You won't often find us commenting in this space on verdicts or court decisions resulting from criminal trials. But occasionally a case comes along that gives us the perfect opportunity to explore some facet of the law and offer public commentary. The not guilty verdict in the Mark Stobbe murder trial last week is such a case.
The two-month trial in Winnipeg of Stobbe, 54, accused of killing his wife, Beverly Rowbotham, in October 2000, which culminated in two days of jury deliberations ending in his acquittal, transfixed Manitobans and indeed people in much of the country. Rowbotham was struck 16 times in the head with a hatchet or axe in the backyard of the family's St. Andrews home. Her body was then moved to her vehicle in the garage, and then to a parking lot in Selkirk.
The Crown's case against Stobbe was entirely circumstantial with no direct eyewitness or forensic evidence linking him to the crime. Stobbe was accused of killing Rowbotham in a violent rage because of ongoing stress in their marriage, then riding a bicycle back to his home after leaving his wife's body in Selkirk to try to make her death look like a robbery.

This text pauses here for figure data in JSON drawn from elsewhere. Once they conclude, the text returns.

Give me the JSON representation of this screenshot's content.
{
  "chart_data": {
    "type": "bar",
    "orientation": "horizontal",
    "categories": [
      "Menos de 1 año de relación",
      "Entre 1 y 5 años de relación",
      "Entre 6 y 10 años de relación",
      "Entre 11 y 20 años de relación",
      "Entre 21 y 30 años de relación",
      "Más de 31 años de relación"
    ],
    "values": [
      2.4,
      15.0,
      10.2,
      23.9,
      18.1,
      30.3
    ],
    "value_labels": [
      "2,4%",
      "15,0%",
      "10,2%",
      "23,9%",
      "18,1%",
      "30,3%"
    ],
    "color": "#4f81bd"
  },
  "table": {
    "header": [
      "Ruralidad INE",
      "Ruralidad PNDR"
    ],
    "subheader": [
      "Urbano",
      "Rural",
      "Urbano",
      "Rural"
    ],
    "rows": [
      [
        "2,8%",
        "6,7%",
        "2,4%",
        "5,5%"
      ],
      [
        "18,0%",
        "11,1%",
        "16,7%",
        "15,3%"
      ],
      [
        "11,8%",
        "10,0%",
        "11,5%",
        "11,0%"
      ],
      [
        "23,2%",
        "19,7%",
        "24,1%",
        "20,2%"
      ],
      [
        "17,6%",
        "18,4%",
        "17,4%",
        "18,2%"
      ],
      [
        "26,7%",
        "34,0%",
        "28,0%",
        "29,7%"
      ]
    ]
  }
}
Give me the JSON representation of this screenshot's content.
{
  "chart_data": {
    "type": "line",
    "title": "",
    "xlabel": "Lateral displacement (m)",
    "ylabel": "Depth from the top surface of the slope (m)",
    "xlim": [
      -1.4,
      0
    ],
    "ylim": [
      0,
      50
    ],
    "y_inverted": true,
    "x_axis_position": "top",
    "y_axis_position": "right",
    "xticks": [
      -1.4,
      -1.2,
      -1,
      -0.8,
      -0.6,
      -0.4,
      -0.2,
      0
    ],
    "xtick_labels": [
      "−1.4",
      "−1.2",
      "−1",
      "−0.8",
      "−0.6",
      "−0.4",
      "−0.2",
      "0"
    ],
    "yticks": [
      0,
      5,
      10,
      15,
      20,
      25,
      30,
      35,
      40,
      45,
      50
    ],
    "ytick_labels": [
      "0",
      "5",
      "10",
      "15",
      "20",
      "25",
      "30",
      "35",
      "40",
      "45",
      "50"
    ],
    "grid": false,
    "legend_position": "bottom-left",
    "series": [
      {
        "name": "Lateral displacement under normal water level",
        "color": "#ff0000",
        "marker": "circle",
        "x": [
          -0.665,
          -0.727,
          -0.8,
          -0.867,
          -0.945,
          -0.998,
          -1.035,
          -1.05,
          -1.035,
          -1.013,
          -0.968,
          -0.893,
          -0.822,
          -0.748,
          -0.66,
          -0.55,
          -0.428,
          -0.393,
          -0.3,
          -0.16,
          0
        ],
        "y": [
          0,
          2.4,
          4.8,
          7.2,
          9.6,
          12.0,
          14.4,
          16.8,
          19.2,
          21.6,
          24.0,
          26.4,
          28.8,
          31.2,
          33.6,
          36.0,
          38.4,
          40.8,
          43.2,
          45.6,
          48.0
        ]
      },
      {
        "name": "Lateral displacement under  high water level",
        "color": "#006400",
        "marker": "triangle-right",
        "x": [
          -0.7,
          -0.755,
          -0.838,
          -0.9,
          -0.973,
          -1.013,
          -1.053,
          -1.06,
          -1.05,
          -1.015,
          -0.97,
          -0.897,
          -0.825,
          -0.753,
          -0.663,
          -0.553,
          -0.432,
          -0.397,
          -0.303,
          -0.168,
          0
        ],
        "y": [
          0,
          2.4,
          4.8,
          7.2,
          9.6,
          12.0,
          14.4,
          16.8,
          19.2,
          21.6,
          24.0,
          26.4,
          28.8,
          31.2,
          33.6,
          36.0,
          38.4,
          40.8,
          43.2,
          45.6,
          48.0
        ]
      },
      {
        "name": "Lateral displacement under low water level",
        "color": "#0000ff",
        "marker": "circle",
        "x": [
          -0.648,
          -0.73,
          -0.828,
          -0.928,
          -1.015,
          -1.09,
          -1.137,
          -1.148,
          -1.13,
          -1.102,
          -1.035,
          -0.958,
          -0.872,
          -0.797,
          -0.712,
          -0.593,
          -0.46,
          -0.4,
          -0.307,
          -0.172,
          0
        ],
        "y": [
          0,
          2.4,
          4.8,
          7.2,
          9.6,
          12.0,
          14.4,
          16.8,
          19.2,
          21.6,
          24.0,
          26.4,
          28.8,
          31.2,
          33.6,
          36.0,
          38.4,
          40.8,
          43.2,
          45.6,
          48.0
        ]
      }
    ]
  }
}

The killings of Rowbotham, also the mother of their two young sons, transfixed us because it falls into that rare category of murder cases – a genuine high-stakes puzzle and classic whodunit – based entirely on circumstantial evidence with no direct eyewitness or forensic evidence linking him to the crime and Stobbe facing a sentence of life imprisonment if he had been convicted of second-degree murder.
Add into the story Stobbe had worked as a high-ranking communications adviser to former Saskatchewan NDP premier Roy Romanow, before moving to Manitoba to take a job with the newly elected NDP government of Gary Doer, and also that he wasn't arrested until May 2008 – almost eight years after the crime and had been free on bail for almost four years, accompanied to court some days by his now teenage sons, and testified in the witness box for six days – five of them under cross-examination by the Crown – and you have a compelling murder mystery of the first order.
The Crown in its closing address to the 12-member jury, calling for Stobbe's conviction, called Rowbotham's killing a "near-perfect murder." Perhaps. But in Canadian criminal law, much like British and American criminal law, the onus is on the Crown or the state to prove its case beyond a reasonable doubt.
While the circumstances surrounding Rowbotham's death are indeed tragic and can make one rightly suspicious of Stobbe, there properly exists in our criminal law a presumption the accused is innocent and a grieving husband; there is no onus on him to prove anything.
In February 1766, English jurist William Blackstone published for the first time his Commentaries on the Laws of England with his now-famous dictum "better that ten guilty persons escape than that one innocent suffer," which became known as "Blackstone's formulation" or the "Blackstone ratio."
If all this seems like namby-pamby mollycoddling to law-and-order hardliners, here are nine names to reflect upon: Donald Marshall Jr., Guy Paul Morin, David Milgaard, Thomas Sophonow, Robert Baltovich, James Driskell, William Mullins-Johnson, Erin Walsh and Steven Truscott. All nine were wrongfully convicted of murder in Canada – even with the criminal law protections of presumption of innocence and reasonable doubt in place.
In 1959, Truscott, then 14, was convicted of murdering 12-year-old Lynne Harper and sentenced in Goderich, Ont. by Justice Robert Ferguson on Sept. 30, 1959 to death by hanging after being convicted by a jury of capital murder, making him the youngest person to receive a capital sentence in Canadian judicial history.
Truscott's death sentence was commuted to life imprisonment by the federal cabinet under Progressive Conservative Prime Minister John Diefenbaker on Jan. 21, 1960. He served 10 years in prison until Oct. 21, 1969 – followed by almost 38 years on parole – until the Ontario Court of Appeal determined the original verdict was a miscarriage of justice and quashed his capital murder conviction on Aug. 28, 2007.
And while you're contemplating the nine names of the wrongly convicted of murder above here is a 10th name you might well be thinking about: Wilbert Coffin, from Percé at land's end on the Gaspésie Peninsula of eastern Québec. He was hanged at Bordeaux Jail in Montréal Feb. 10, 1956 for the 1953 murder near Murdochville, Que. of Altoona, Pennsylvania hunter Richard Lindsey and suspected of related killings in the murders of two other hunters at the same time.
The federal Justice Department ordered a judicial review of the Coffin case in the fall of 2006 and thanks to the advocacy of former Bloc Québécois Gaspésie-Îles-de-la-Madeleine MP Raynald Blais the House of Commons unanimously adopted a motion Feb. 6, 2007 calling for an investigation into the execution of Coffin. The investigation and review remains ongoing. If the case is reopened Coffin could become the first convicted murderer in Canadian history to receive a posthumous pardon.
The Mark Stobbe jury verdict is a difficult but just and proper verdict. It should be allowed to stand.